The negative environmental effects of livestock production in Brazil are also significant. The clearing of forests for cattle ranching is a driver of deforestation and land degradation, while the use of arable land for animal feed, such as soy, is threatening biodiversity in the Amazon and savannah grasslands (cerrado). Intensive soy production requires significant inputs of land, water and energy. Waste and residue from livestock and crop production, and from processing in both industries, contaminates water supplies and emits nitrous oxide, a particularly potent greenhouse gas.
The report’s important – if unpalatable – conclusion is that keeping climate change within safe limits will be impossible unless we reduce our meat consumption. This does not mean everyone becoming vegetarian; rather shifting to healthy diets with a high share of plant-based foods and very little processed food, broadly in line with the new Brazilian Dietary Guidelines published last year.

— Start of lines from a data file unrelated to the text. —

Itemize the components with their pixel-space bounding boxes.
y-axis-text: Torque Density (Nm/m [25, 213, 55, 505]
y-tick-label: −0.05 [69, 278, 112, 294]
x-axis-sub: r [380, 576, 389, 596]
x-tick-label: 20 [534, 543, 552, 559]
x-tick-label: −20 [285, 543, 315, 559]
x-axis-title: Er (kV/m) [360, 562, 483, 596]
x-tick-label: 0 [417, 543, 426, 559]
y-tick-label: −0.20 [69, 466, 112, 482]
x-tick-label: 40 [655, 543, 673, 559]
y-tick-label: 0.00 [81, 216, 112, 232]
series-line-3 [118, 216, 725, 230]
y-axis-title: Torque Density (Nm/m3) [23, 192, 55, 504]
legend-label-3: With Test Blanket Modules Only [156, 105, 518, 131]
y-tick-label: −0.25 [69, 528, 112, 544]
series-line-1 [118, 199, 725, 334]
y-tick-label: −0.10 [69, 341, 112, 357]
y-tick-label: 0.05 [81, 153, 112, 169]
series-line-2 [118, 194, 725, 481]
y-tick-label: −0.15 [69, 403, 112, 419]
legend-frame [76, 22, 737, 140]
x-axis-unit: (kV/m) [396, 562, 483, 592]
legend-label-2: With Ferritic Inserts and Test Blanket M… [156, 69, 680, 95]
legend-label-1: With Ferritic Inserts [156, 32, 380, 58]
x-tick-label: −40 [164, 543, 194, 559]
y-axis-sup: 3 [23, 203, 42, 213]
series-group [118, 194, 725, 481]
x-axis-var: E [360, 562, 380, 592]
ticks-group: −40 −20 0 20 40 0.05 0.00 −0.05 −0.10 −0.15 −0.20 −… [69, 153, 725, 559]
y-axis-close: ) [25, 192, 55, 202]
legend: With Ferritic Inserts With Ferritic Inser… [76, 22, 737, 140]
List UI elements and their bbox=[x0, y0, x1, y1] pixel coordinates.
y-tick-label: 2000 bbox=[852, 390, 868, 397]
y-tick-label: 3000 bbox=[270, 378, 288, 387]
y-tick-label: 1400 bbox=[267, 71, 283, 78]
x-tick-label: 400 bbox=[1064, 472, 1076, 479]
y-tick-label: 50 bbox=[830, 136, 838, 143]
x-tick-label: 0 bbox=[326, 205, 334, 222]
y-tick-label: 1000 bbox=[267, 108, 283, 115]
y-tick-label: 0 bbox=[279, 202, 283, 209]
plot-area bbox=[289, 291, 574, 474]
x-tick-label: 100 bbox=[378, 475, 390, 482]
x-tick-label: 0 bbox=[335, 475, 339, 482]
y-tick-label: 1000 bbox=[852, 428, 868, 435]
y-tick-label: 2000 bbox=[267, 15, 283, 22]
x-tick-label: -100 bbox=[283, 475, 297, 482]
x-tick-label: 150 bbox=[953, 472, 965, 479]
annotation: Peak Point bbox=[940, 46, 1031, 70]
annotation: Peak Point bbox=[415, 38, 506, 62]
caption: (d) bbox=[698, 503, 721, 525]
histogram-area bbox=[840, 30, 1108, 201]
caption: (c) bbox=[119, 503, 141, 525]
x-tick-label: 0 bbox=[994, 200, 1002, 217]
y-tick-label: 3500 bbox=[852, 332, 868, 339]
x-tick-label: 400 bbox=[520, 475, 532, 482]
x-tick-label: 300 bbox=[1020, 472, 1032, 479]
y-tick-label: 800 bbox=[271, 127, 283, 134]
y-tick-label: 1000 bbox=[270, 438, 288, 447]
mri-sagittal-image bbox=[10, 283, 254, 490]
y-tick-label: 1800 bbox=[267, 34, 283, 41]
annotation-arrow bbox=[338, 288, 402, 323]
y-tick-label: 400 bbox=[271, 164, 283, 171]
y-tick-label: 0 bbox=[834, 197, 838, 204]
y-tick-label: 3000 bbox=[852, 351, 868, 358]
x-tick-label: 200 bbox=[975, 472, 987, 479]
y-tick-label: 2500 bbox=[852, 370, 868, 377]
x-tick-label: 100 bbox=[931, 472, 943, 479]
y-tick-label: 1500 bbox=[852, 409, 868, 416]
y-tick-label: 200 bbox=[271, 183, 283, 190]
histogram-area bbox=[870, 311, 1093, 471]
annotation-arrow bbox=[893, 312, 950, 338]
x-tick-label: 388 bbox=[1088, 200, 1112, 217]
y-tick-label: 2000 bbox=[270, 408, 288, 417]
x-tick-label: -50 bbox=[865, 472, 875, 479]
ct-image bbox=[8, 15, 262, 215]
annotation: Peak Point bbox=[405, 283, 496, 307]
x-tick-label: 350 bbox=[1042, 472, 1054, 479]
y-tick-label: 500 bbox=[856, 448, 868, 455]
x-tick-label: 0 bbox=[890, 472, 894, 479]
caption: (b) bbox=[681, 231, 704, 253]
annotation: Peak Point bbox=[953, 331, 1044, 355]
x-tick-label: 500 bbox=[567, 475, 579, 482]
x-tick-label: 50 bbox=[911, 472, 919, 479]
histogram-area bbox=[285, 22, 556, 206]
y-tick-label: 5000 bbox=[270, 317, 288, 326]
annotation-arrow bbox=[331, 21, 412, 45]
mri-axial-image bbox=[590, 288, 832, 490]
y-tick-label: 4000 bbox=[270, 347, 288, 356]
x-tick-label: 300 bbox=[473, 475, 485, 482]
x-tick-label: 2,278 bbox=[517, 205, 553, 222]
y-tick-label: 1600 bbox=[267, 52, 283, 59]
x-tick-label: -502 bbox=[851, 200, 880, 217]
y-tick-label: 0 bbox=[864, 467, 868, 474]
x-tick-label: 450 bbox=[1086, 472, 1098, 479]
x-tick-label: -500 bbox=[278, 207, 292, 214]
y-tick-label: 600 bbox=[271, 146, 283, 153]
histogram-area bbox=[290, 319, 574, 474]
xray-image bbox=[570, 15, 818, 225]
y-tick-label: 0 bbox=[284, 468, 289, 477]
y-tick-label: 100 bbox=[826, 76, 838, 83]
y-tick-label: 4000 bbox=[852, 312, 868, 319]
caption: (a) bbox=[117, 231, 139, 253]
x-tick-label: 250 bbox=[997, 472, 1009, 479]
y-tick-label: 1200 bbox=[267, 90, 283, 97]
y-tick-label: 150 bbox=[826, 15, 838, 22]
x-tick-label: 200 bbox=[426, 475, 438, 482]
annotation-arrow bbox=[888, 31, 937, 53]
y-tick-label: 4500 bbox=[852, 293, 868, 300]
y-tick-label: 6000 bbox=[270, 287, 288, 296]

Current pledges submitted by countries ahead of the UN climate change conference in Paris put the world on track for a global temperature rise of at least 2.7 degrees by the end of this century, which would threaten the future of our species. Changing diets could generate a quarter of the emission reductions needed to close the emissions gap and keep warming below the dangerous threshold of 2 degrees.
Governments must break the cycle of inertia and encourage people to eat less meat. They will face significant challenges and will need to implement a range of policies to drive change. Campaigns alerting people to the health risks are likely to be more effective than those focused on the environment. But more interventionist policies such as advertising restrictions and a carbon tax on meat will also be needed: they will be unpopular but effective. Ultimately, the assumption that changing diets is too difficult is unjustified – and dangerous. Action can – and must – be taken.